Gülümsedi. Kalp atışlarım mümkünmüş gibi daha da yükseldi. Karan ve kahrolası gülümsemesi... Eğer gecenin bu kadar güzel başlayacağını bilseydim Tanrıça Hera balo fikrini ortaya attığı ilk anda kabul ederdim. Karan, her şeye değerdi.

"Yeter ki iste, ışığım." bir kez daha beni öpecekken Tanrı Ares yanımızda belirdi. Karan ufak bir küfür mırıldandı. Tanrı Ares ve ben güldük. "Tanrıça Hera gelmeni istedi." dedi Ares. Gözlerimi devirdim. Ona ondan nefret ettiğimi söylemiştim. Sanırım bu onun için pek bir anlam ifade etmiyordu ki hiçbir şey dememişim gibi davranıyordu. Anlaşılan benim de öyle davranmam gerekecekti.

"O halde davetini kabul etmeliyiz." dedim yüzüme en tatlı gülümsememi yerleştirirken. Sahte bir gülümseme ama onlar zaten bu gülümsemenin yüzümde nasıl durduğuna bakıyordu, nasıl hissettiğime değil.

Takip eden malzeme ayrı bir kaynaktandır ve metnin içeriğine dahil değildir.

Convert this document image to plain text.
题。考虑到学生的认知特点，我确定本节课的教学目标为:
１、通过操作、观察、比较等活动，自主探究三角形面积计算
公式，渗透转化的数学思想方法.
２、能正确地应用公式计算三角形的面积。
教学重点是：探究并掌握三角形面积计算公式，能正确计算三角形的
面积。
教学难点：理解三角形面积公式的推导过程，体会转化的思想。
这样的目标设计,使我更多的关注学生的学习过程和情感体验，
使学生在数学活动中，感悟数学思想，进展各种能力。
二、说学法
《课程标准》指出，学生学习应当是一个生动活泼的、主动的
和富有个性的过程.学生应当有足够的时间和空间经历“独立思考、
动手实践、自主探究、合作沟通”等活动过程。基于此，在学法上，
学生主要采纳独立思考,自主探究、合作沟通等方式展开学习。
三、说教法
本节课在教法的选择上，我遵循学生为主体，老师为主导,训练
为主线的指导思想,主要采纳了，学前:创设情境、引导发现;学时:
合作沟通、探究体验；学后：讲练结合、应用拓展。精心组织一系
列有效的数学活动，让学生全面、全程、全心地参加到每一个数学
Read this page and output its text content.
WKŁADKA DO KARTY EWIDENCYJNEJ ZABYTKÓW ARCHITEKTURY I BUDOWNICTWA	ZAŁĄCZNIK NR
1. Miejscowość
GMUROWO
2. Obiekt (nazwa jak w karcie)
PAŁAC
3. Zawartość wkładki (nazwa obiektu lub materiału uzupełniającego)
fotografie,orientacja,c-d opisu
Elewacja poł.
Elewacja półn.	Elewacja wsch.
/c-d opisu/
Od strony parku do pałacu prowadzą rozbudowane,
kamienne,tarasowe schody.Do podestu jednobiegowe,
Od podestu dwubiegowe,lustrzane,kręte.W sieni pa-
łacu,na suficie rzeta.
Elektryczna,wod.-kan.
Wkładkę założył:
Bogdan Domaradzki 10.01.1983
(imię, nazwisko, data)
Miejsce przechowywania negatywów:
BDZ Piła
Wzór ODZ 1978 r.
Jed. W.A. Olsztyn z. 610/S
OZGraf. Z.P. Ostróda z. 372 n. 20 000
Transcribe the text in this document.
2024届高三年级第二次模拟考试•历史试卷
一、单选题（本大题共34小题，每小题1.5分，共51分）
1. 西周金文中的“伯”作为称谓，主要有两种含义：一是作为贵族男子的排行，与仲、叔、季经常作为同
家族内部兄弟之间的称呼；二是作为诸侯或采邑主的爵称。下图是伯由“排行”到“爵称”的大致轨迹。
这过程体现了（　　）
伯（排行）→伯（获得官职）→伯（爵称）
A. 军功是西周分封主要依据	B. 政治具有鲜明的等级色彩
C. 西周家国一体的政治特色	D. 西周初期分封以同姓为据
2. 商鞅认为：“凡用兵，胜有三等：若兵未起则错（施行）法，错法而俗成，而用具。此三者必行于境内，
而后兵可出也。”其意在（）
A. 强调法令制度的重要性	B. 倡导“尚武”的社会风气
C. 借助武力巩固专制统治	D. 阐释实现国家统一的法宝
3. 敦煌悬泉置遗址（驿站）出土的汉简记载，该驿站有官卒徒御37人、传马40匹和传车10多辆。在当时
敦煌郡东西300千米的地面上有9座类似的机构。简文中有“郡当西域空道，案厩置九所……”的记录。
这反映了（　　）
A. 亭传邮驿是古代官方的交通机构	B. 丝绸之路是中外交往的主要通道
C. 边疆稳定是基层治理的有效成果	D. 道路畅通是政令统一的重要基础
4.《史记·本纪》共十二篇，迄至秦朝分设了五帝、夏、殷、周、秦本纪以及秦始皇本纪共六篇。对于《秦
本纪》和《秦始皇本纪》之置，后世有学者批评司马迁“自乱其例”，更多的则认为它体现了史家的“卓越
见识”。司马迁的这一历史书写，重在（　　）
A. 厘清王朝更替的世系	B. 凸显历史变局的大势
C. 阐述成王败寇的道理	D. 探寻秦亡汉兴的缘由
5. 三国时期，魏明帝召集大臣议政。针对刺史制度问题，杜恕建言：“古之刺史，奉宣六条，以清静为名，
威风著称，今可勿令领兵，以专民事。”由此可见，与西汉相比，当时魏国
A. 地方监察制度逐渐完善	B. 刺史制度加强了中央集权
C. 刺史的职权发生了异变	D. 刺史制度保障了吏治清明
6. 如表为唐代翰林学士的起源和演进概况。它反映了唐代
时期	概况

Onlara göster. Omuzlarını dik tut, çeneni kaldır. Başındaki tacın anlamını unutma. Sen Tanrılar Tanrısı ve Tanrılar Tanrıçası'nın kızısın. Bilgelik Tanrıçası ve Savaş Tanrısı eğitti seni. Okyanus, senin yanında çağlar ve sen hepsini oyuna getirdin. Hatırla, Gökyüzü Varisi olmak için göğüs gerdiğin işkenceyi hatırla. Çektiğin acıyı, kırılan kalbini... Ama en önemlisi o hırsı hatırla.

Hayalet Varis olduğunu ve ateşin bile karşında diz çökebileceğini unutma.

Tanrı Ares, ellerini omuzlarımıza koydu ve bir saniye bile geçmeden balo salonunun girişindeydik. "Bol şans, kardeşim." dedi kendisini içeri bedenlerken. Kapıdaki muhafızlar bana baktı. Onları kapıyı açmaları için başımla onaylarken Karan kolunu kırıp bana uzattı. "İzninizle, size eşlik etmek istiyorum, leydim." gülümsedim ve koluna girdim.

Çift kanatlı, altın kapılar açıldı. Kim olduğum herkese duyuruldu. "Yüce Tanrı Kral Zeus ve Yüce Tanrıça Kraliçe Hera'nın kızı Gökyüzü Varisi Kayla!"